Growing sprouts is a great way to get fresh food in the winter.

SAFETY NOTE: Sprouts are not considered safe for pregnant women. Speak with your healthcare provider if you have any questions about sprout safety. 

For about seven years, a bag of seed sprouting mix sat untouched in my fridge. The seeds somehow survived a house move and countless fridge cleanings. I didn’t have the heart to throw them out, and figured I’d get around to using them eventually. The other day, I found myself looking out over the dark winter landscape and realized that I had to grow something right now. Something bursting with aliveness that could put me back in touch with the garden during its long sleep. I grabbed a mason jar, got the seeds out of the fridge, and immersed them in fresh water. Amazingly, they came back to life. That’s why I love seeds. You can neglect them for years, but they’re still alive, waiting to nourish you. I could see them growing day by day and connect with their germination process in a way that really isn’t practical when I’m out in the field. Now, I plan to include sprouting in my gardening practice.
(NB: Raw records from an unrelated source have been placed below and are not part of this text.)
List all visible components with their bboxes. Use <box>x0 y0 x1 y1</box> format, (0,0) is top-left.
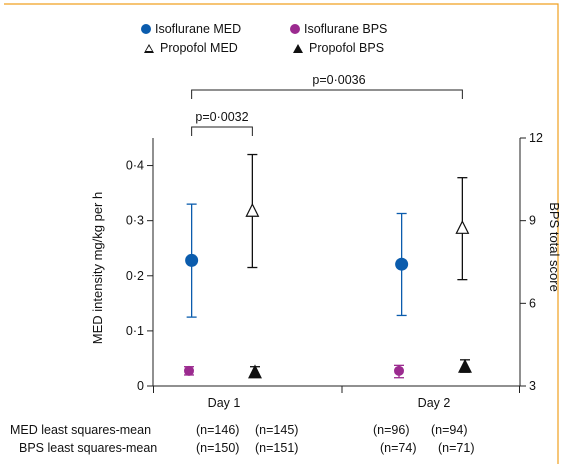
y-tick-label-right: 9 <box>529 214 536 228</box>
p-value-label: p=0·0032 <box>195 110 248 124</box>
legend-item-propofol-med: Propofol MED <box>144 41 238 55</box>
data-point <box>245 202 260 217</box>
n-count: (n=71) <box>438 441 475 455</box>
data-point <box>184 365 194 376</box>
y-tick-label-right: 3 <box>529 379 536 393</box>
n-count: (n=145) <box>255 423 299 437</box>
legend-item-isoflurane-bps: Isoflurane BPS <box>290 22 387 36</box>
legend-label: Propofol BPS <box>309 41 385 55</box>
n-count: (n=146) <box>196 423 240 437</box>
legend-label: Isoflurane MED <box>155 22 242 36</box>
p-value-label: p=0·0036 <box>312 73 365 87</box>
data-point <box>395 257 409 271</box>
data-point <box>394 365 404 376</box>
y-axis-label-left: MED intensity mg/kg per h <box>90 192 105 344</box>
filled-circle-marker-icon <box>290 24 300 34</box>
significance-bracket <box>191 89 463 99</box>
y-tick-label-left: 0·4 <box>126 159 144 173</box>
data-point <box>455 219 470 234</box>
legend-item-propofol-bps: Propofol BPS <box>293 41 384 55</box>
legend-item-isoflurane-med: Isoflurane MED <box>141 22 241 36</box>
n-row-med: MED least squares-mean <box>10 423 151 437</box>
x-tick-label: Day 1 <box>208 396 241 410</box>
significance-bracket <box>191 126 253 136</box>
y-tick-label-left: 0·1 <box>126 324 144 338</box>
n-row-label: MED least squares-mean <box>10 423 152 437</box>
y-tick-label-right: 12 <box>529 131 543 145</box>
y-tick-label-right: 6 <box>529 296 536 310</box>
data-point <box>248 364 262 379</box>
y-tick-label-left: 0·2 <box>126 269 144 283</box>
n-count: (n=94) <box>431 423 468 437</box>
y-axis-label-right: BPS total score <box>547 202 562 292</box>
x-tick-label: Day 2 <box>418 396 451 410</box>
y-tick-label-left: 0·3 <box>126 214 144 228</box>
legend-label: Isoflurane BPS <box>304 22 388 36</box>
data-point <box>458 358 472 373</box>
filled-circle-marker-icon <box>141 24 151 34</box>
y-tick-label-left: 0 <box>137 379 144 393</box>
filled-triangle-marker-icon <box>293 43 303 53</box>
data-point <box>185 253 199 267</box>
frame-border <box>4 3 559 464</box>
n-row-bps: BPS least squares-mean <box>19 441 157 455</box>
n-count: (n=150) <box>196 441 240 455</box>
legend-label: Propofol MED <box>160 41 238 55</box>
open-triangle-marker-icon <box>144 43 154 53</box>
n-count: (n=96) <box>373 423 410 437</box>
n-count: (n=74) <box>380 441 417 455</box>
n-row-label: BPS least squares-mean <box>19 441 158 455</box>
n-count: (n=151) <box>255 441 299 455</box>
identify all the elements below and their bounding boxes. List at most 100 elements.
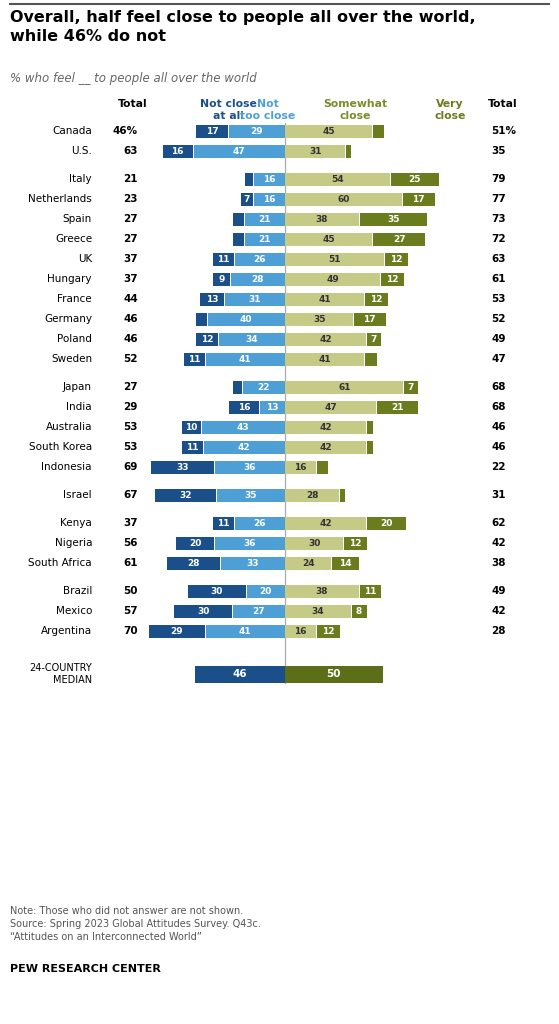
- Bar: [285, 293, 365, 305]
- Text: 70: 70: [124, 626, 138, 636]
- Bar: [195, 312, 196, 326]
- Bar: [244, 213, 285, 225]
- Text: 21: 21: [391, 402, 404, 412]
- Text: 40: 40: [240, 314, 252, 324]
- Bar: [214, 537, 215, 550]
- Text: 43: 43: [237, 423, 249, 431]
- Bar: [365, 293, 389, 305]
- Bar: [339, 488, 340, 502]
- Bar: [234, 253, 235, 265]
- Text: 61: 61: [491, 274, 505, 284]
- Text: 9: 9: [219, 274, 225, 284]
- Text: 7: 7: [371, 335, 377, 343]
- Text: 22: 22: [257, 383, 270, 391]
- Bar: [359, 213, 427, 225]
- Bar: [218, 333, 219, 345]
- Bar: [367, 516, 406, 529]
- Bar: [285, 272, 381, 286]
- Bar: [220, 556, 221, 569]
- Bar: [182, 440, 203, 454]
- Bar: [224, 293, 225, 305]
- Bar: [245, 585, 247, 597]
- Bar: [193, 144, 194, 158]
- Bar: [205, 625, 206, 638]
- Bar: [242, 381, 285, 393]
- Bar: [201, 421, 285, 433]
- Bar: [212, 253, 214, 265]
- Bar: [340, 488, 345, 502]
- Text: 14: 14: [339, 558, 352, 567]
- Text: 26: 26: [253, 255, 266, 263]
- Text: 33: 33: [247, 558, 259, 567]
- Bar: [173, 604, 174, 617]
- Text: 47: 47: [324, 402, 337, 412]
- Text: Not
too close: Not too close: [240, 99, 296, 121]
- Text: 11: 11: [217, 255, 230, 263]
- Text: 17: 17: [206, 127, 218, 135]
- Text: 33: 33: [177, 463, 189, 471]
- Bar: [183, 352, 205, 366]
- Bar: [174, 604, 233, 617]
- Bar: [206, 312, 207, 326]
- Text: 29: 29: [124, 402, 138, 412]
- Bar: [285, 421, 367, 433]
- Text: 27: 27: [393, 234, 405, 244]
- Text: Hungary: Hungary: [48, 274, 92, 284]
- Bar: [215, 537, 285, 550]
- Text: 50: 50: [124, 586, 138, 596]
- Text: Total: Total: [488, 99, 518, 109]
- Bar: [285, 172, 390, 185]
- Text: 49: 49: [491, 586, 505, 596]
- Bar: [195, 125, 196, 137]
- Bar: [195, 333, 196, 345]
- Bar: [373, 125, 385, 137]
- Bar: [353, 312, 354, 326]
- Text: 35: 35: [387, 214, 400, 223]
- Text: 12: 12: [390, 255, 402, 263]
- Text: 35: 35: [245, 490, 257, 500]
- Bar: [181, 421, 182, 433]
- Text: 12: 12: [201, 335, 213, 343]
- Text: 31: 31: [491, 490, 505, 500]
- Bar: [285, 232, 373, 246]
- Bar: [367, 440, 373, 454]
- Bar: [285, 213, 359, 225]
- Text: 32: 32: [179, 490, 192, 500]
- Text: 42: 42: [320, 518, 332, 527]
- Bar: [367, 333, 381, 345]
- Bar: [332, 556, 359, 569]
- Bar: [285, 312, 353, 326]
- Bar: [212, 516, 214, 529]
- Text: 54: 54: [331, 174, 344, 183]
- Text: 51%: 51%: [491, 126, 516, 136]
- Text: 46%: 46%: [113, 126, 138, 136]
- Bar: [376, 400, 377, 414]
- Bar: [254, 172, 285, 185]
- Text: 20: 20: [380, 518, 392, 527]
- Bar: [195, 666, 285, 683]
- Bar: [216, 488, 217, 502]
- Bar: [285, 537, 343, 550]
- Text: South Korea: South Korea: [29, 442, 92, 452]
- Text: 16: 16: [172, 146, 184, 156]
- Text: Very
close: Very close: [434, 99, 466, 121]
- Text: 21: 21: [124, 174, 138, 184]
- Bar: [183, 352, 184, 366]
- Text: 53: 53: [491, 294, 505, 304]
- Text: 27: 27: [124, 214, 138, 224]
- Text: Poland: Poland: [57, 334, 92, 344]
- Text: 37: 37: [124, 518, 138, 528]
- Bar: [316, 625, 340, 638]
- Text: 29: 29: [250, 127, 263, 135]
- Text: 12: 12: [371, 295, 383, 303]
- Bar: [195, 125, 229, 137]
- Text: 7: 7: [244, 195, 250, 204]
- Bar: [372, 232, 373, 246]
- Text: 28: 28: [491, 626, 505, 636]
- Bar: [225, 293, 285, 305]
- Text: 46: 46: [491, 422, 506, 432]
- Text: 16: 16: [263, 174, 276, 183]
- Bar: [285, 585, 359, 597]
- Bar: [367, 421, 373, 433]
- Bar: [148, 625, 149, 638]
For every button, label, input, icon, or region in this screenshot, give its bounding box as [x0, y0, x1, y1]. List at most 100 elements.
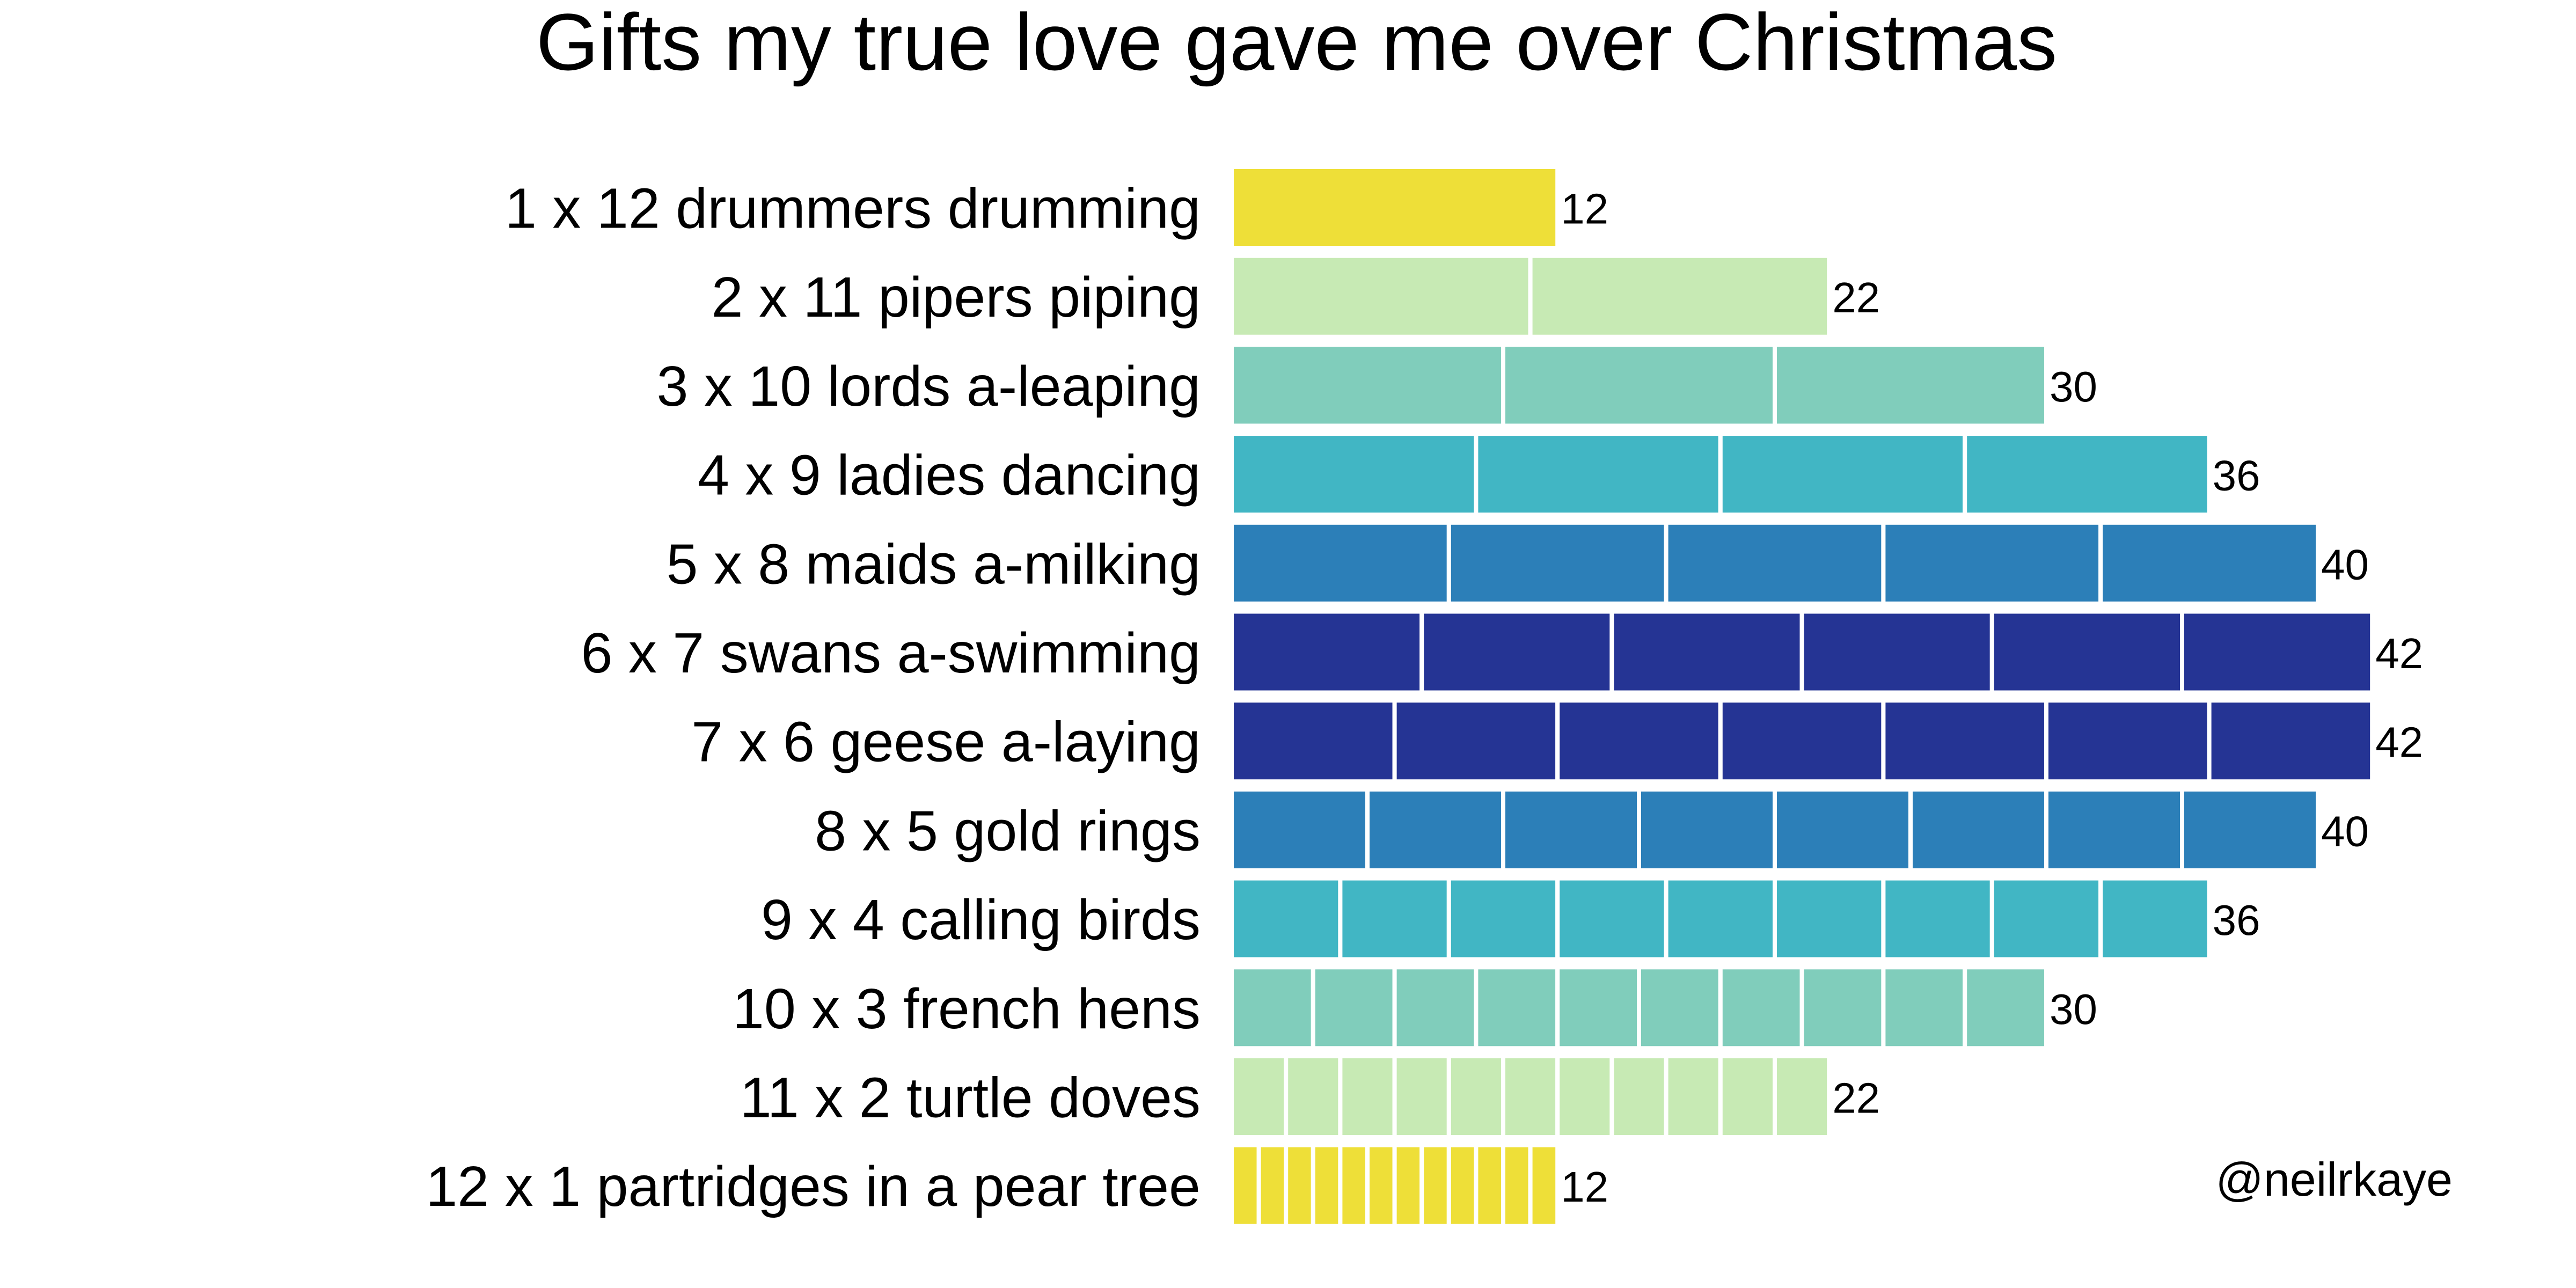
bar-segment	[1555, 876, 1668, 962]
bar-segment	[1989, 876, 2103, 962]
category-label: 5 x 8 maids a-milking	[666, 532, 1201, 596]
value-label: 30	[2050, 363, 2097, 411]
bar-segment	[2044, 787, 2184, 873]
bar-row: 12 x 1 partridges in a pear tree 12	[426, 1143, 1608, 1228]
bar-segment	[1718, 1054, 1777, 1139]
bar-segment	[1230, 787, 1370, 873]
bar-segment	[1799, 965, 1886, 1051]
bar-segment	[1419, 1143, 1451, 1228]
value-label: 12	[1561, 1163, 1608, 1211]
category-label: 12 x 1 partridges in a pear tree	[426, 1155, 1201, 1218]
bar-segment	[1773, 876, 1886, 962]
bar-row: 4 x 9 ladies dancing 36	[698, 431, 2260, 517]
bar-segment	[2180, 787, 2320, 873]
bar-segment	[1501, 1054, 1560, 1139]
bar-segment	[2044, 698, 2212, 784]
bar-segment	[1365, 1143, 1397, 1228]
chart-title: Gifts my true love gave me over Christma…	[536, 0, 2057, 87]
bar-segment	[2207, 698, 2375, 784]
bar-segment	[1419, 609, 1614, 695]
bar-segment	[1555, 698, 1723, 784]
bar-segment	[1989, 609, 2185, 695]
bar-segment	[1230, 609, 1424, 695]
bar-segment	[1338, 876, 1451, 962]
bar-segment	[1338, 1054, 1397, 1139]
category-label: 4 x 9 ladies dancing	[698, 444, 1201, 507]
bar-segment	[1528, 253, 1832, 339]
bar-segment	[1392, 1054, 1451, 1139]
bar-segment	[1501, 342, 1777, 428]
value-label: 36	[2213, 896, 2260, 944]
bar-segment	[1881, 520, 2103, 606]
bar-segment	[1230, 1143, 1261, 1228]
category-label: 9 x 4 calling birds	[761, 888, 1201, 952]
bar-segment	[1230, 253, 1533, 339]
bar-segment	[1609, 609, 1804, 695]
bar-segment	[1664, 1054, 1723, 1139]
bar-segment	[1392, 698, 1560, 784]
value-label: 36	[2213, 452, 2260, 500]
value-label: 30	[2050, 985, 2097, 1033]
bar-segment	[1230, 431, 1479, 517]
bar-segment	[1230, 1054, 1289, 1139]
bar-row: 6 x 7 swans a-swimming 42	[581, 609, 2423, 695]
category-label: 7 x 6 geese a-laying	[691, 711, 1201, 774]
bar-segment	[1908, 787, 2048, 873]
category-label: 3 x 10 lords a-leaping	[656, 355, 1201, 418]
bar-segment	[1284, 1054, 1343, 1139]
bar-segment	[1311, 965, 1397, 1051]
bar-row: 5 x 8 maids a-milking 40	[666, 520, 2369, 606]
bar-segment	[1230, 698, 1397, 784]
bar-segment	[1528, 1143, 1560, 1228]
bar-row: 9 x 4 calling birds 36	[761, 876, 2260, 962]
category-label: 8 x 5 gold rings	[815, 799, 1201, 862]
bar-segment	[1230, 876, 1343, 962]
bar-segment	[1609, 1054, 1668, 1139]
bar-segment	[1392, 965, 1479, 1051]
value-label: 42	[2375, 630, 2423, 677]
bar-row: 2 x 11 pipers piping 22	[712, 253, 1880, 339]
bar-segment	[1230, 342, 1505, 428]
bar-segment	[1338, 1143, 1370, 1228]
bar-segment	[1311, 1143, 1343, 1228]
bar-segment	[1963, 965, 2048, 1051]
bar-segment	[1773, 787, 1913, 873]
value-label: 40	[2321, 807, 2369, 855]
bar-segment	[1881, 965, 1967, 1051]
bar-segment	[1637, 965, 1723, 1051]
bar-segment	[2098, 520, 2320, 606]
bar-row: 7 x 6 geese a-laying 42	[691, 698, 2423, 784]
bar-row: 8 x 5 gold rings 40	[815, 787, 2369, 873]
bar-segment	[1446, 1054, 1506, 1139]
bar-segment	[1555, 1054, 1614, 1139]
bar-segment	[1718, 698, 1886, 784]
bar-segment	[1230, 965, 1315, 1051]
bar-segment	[1773, 1054, 1832, 1139]
bar-segment	[2180, 609, 2375, 695]
bar-segment	[1230, 520, 1451, 606]
bar-segment	[1718, 965, 1804, 1051]
bar-row: 11 x 2 turtle doves 22	[740, 1054, 1880, 1139]
category-label: 1 x 12 drummers drumming	[505, 177, 1201, 240]
category-label: 2 x 11 pipers piping	[712, 266, 1201, 329]
bar-segment	[1718, 431, 1967, 517]
bar-segment	[1474, 1143, 1505, 1228]
bar-segment	[1963, 431, 2212, 517]
value-label: 12	[1561, 185, 1608, 233]
bar-segment	[1881, 876, 1994, 962]
bar-segment	[1446, 1143, 1479, 1228]
bar-segment	[1881, 698, 2048, 784]
category-label: 6 x 7 swans a-swimming	[581, 621, 1201, 685]
bar-row: 3 x 10 lords a-leaping 30	[656, 342, 2097, 428]
bar-segment	[1284, 1143, 1315, 1228]
value-label: 22	[1832, 1074, 1880, 1122]
bar-segment	[1501, 787, 1641, 873]
category-label: 11 x 2 turtle doves	[740, 1066, 1201, 1130]
bar-segment	[1637, 787, 1777, 873]
bar-row: 10 x 3 french hens 30	[733, 965, 2097, 1051]
bar-segment	[1392, 1143, 1424, 1228]
value-label: 42	[2375, 719, 2423, 766]
bar-row: 1 x 12 drummers drumming 12	[505, 165, 1608, 250]
bar-segment	[1555, 965, 1641, 1051]
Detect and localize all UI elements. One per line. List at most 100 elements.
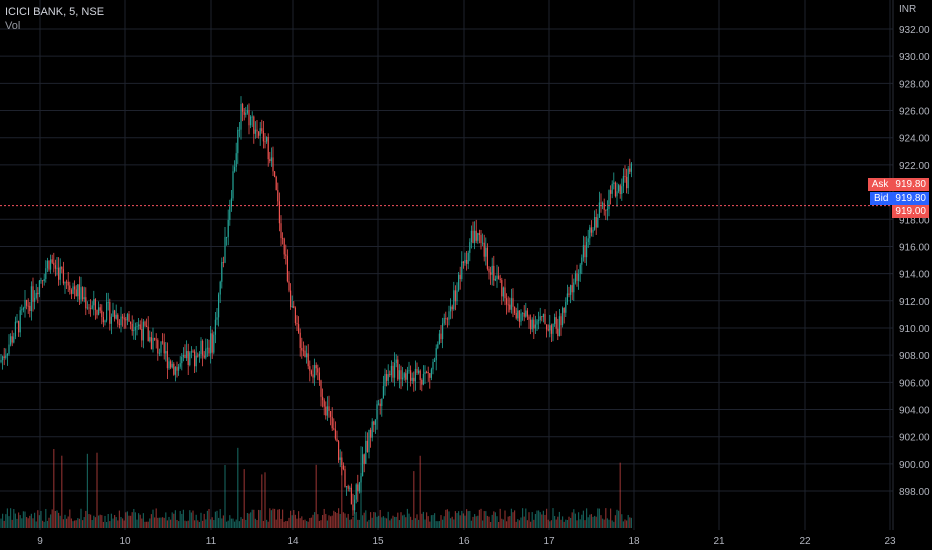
candle-body — [248, 110, 250, 126]
volume-bar — [552, 508, 554, 528]
candle-body — [32, 286, 34, 302]
volume-bar — [250, 512, 252, 528]
volume-bar — [83, 517, 85, 528]
volume-bar — [30, 513, 32, 528]
volume-bar — [195, 514, 197, 528]
volume-bar — [205, 519, 207, 528]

Sprouts are high in protein. They cost almost nothing. You don’t need any special equipment to grow them. And they’re a great way to use up the extra tablespoon of dried mung beans that’s left over from the recipe you made one time and is now languishing guiltily at the back of your pantry.

Home-grown sprouts

  • Seeds for sprouting: safe choices include specialty seed-sprouting mixes, or dried mung beans, lentils or chickpeas from the grocery store.
  • A clean glass jar or cup
  • A sturdy bowl
  • Cheesecloth (I didn’t have any cheesecloth handy, so I cut piece from a thin, small dish towel)
  • A rubber band. 

Just put a tablespoon of seeds into the jar and soak them in water overnight. Cut your cheesecloth into a small square and secure it around the mouth of the jar with a rubber band. In the morning, put the jar inside the bowl, lean it so that any excess water can drain out, and leave it like that. Rinse the seeds once per day, and serve them once little “tails” emerge (2-3 days in most cases). You can eat them raw, or steam them first. If you can’t eat your sprouts right away, put them in the fridge to slow their growth and buy yourself a day or two.

The serving possibilities for sprouted seeds are endless (with salad being the obvious choice), but here’s my favourite: try serving them over brown rice with a drizzling of tamari and toasted sesame oil, a sprinkling of gomashio, chopped green onions and a pile of greens. It’s a high protein treat that tastes amazing any time of year.